Combine the ingredients (except the water and chicken) in a large bowl. Then add the water to create a paste. You should then add the chicken and let it marinate, at least 1 hour or ideally 24 hours in the refrigerator. You can grill or bake the chicken; ideally you mark the chicken on the grill, and then finish it off in the oven. 


This recipe was provided by professional chefs and has been scaled down from a bulk recipe provided by a restaurant. The Food Network Kitchens chefs have not tested this recipe, in the proportions indicated, and therefore, we cannot make any representation as to the results.

.......................................................................................................

Sweet Potatoe bread:
This dessert bread incorporates many of the ingredients the pirates woul enjoy on the islands such as sweet potatoes, coconut and bananas.

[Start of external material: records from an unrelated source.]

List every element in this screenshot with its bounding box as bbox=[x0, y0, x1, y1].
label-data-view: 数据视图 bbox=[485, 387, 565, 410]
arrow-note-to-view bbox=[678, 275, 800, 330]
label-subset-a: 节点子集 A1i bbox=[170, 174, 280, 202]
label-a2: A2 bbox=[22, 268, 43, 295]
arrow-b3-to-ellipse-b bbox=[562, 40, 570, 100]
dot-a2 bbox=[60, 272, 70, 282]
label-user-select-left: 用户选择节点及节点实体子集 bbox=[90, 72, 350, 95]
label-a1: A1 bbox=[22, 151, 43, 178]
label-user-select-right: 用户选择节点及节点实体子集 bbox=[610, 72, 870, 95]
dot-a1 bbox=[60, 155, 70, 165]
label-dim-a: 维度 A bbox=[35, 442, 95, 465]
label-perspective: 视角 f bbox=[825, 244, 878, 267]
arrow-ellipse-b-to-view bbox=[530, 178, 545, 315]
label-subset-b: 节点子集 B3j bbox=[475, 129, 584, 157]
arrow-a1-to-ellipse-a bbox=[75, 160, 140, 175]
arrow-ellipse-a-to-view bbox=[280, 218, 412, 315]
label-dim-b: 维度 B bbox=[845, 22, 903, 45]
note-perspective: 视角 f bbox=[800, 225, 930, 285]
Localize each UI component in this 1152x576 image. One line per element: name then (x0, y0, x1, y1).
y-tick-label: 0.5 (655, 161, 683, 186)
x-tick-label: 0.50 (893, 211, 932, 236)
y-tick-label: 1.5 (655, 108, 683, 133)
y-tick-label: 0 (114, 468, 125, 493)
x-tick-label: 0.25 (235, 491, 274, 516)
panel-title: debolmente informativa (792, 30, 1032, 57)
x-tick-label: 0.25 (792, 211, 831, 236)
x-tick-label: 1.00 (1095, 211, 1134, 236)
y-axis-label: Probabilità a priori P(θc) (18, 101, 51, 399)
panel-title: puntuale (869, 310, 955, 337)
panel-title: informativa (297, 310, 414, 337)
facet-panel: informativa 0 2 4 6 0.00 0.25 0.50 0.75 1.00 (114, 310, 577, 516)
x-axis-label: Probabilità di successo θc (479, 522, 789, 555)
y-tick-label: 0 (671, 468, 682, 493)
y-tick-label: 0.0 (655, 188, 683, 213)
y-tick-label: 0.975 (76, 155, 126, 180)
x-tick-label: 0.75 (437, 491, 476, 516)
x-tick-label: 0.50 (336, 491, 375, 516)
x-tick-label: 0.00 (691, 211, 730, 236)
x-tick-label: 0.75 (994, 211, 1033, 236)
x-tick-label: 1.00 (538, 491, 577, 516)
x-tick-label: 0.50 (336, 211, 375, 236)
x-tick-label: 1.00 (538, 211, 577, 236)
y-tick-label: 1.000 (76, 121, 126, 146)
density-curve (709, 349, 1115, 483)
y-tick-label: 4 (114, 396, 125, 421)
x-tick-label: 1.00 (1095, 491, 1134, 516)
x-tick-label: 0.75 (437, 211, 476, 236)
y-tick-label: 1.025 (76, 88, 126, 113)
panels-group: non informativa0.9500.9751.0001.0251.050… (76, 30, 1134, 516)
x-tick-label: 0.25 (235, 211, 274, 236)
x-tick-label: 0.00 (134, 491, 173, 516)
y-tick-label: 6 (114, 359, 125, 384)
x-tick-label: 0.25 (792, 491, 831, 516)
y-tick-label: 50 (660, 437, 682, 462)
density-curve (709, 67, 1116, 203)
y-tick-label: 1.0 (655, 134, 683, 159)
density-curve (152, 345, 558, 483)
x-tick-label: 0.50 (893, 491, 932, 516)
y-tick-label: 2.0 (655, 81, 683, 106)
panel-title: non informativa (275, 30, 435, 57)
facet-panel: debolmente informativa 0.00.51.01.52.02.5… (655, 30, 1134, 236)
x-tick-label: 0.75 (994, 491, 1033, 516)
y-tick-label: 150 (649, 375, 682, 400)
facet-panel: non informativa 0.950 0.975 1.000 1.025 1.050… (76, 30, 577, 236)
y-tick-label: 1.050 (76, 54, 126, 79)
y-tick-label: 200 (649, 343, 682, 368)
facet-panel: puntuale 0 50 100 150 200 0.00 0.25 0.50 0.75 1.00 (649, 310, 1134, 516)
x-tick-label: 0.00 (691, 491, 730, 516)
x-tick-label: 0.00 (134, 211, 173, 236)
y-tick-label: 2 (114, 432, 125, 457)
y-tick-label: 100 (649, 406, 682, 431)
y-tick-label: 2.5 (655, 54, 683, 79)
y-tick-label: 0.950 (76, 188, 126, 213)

2 lbs. white sweet potatoes, peeled and cut
1 large banana, peeled and cut in 1 inch pieces
1 cup brown sugar
1/2 cup seedless raisins
1 tspn grated ginger
1/4 tspn salt
12 oz evaporated milk
1 tspn vanilla extract
1/2 tspn grated nutmeg
1 tspn ground cinnamon
Rind of 1 lemon, grated
1 1/2 cups coconut milk
3 tspsn butter 

Preheat the oven to 375 degrees. 
Grate sweet potatoes into mixing bowl and mash the banana into sweet potatoes. 
Add all ingredients (except 1 tbsp brown sugar) mixing each ingredient at a time until each ingredient is fully blended into the mix. 
Spread evenly into 9x13 inch baking pan and sprinkle remaining 1tbspn brown sugar over the top of the pudding. 
Bake for 1 1/2 hour or until toothpick inserted into center comes out clean. 

.......................................................................................................

CoConut balls: You could rename these little sweets "canon balls" to tie in with your party theme.

1 18 ounce can grated coconut in heavy syrup
2 tsp brown sugar
1 tsp vanilla extract
1/2 cup white sugar 

Drain syrup from coconut. Mix coconut, brown sugar, and vanilla in a medium size saucepan. Cook over medium heat for a few minutes then allow to cool. 
Make small balls on buttered cookie sheet and set aside. Mix coconut syrup and white sugar in small saucepan and cook over medium heat. 
Stir frequently until it becomes dark brown. Pour over balls and allow to cool. 
..................................................................................................................

Planters punch:This punch will capture the spirit of pirate grog with the rum and citrus flavors, but a few other ingredients make it much more interesting than that.

1 1/2 oz dark rum
3/4 oz lemon juice or sour mix
1/4 oz grenadine
club soda
maraschino cherry for garnish
lemon slice for garnish

Pour all of the ingredients, except the club soda, into a shaker with ice cubes. 
Shake well. 
Strain into a highball glass with ice cubes. 
Fill the glass with the club soda. 
Garnish with the lemon slice and cherry. 

........................................................................................

Fruit Punch:

Here's a punch for your friends who don't indulge in alcohol. Sadly, they'll probably win all the prizes for walking the plank without falling.

12 ounces frozen orange juice concentrate
1 small can (6 ounces) frozen lemonade concentrate
1 cup pineapple juice
1/2 gallon dry ginger ale (32 ounces)

Mix fruit juices; cover and chill thoroughly in refrigerator. Add cold ginger ale just before serving. Serve fruit punch over crushed ice or freeze about half of the ginger ale in ice cube trays and add to punch with remaining ginger ale.
Fruit punch serves 24 .


----------



## boo who? (Feb 28, 2005)

And don't forget to cook up some yummy NUTRIA!

http://www.nutria.com/site14.php


----------



## Dusza Beben (Sep 27, 2006)

Ooh! Good recipes LilsheDevil!
I'd forgotten all about Jerk Chicken!

DB


----------



## Jackielantern (Oct 31, 2005)

Michael's has cake decorating supplies as well. I do believe I saw edible gold dust at the one by me.


----------



## Suzeelili (Jun 3, 2007)

Thanks for all the great ideas everyone! Sorry for the delay(took a mini vacation). I'll definitely be trying out some of the items!


----------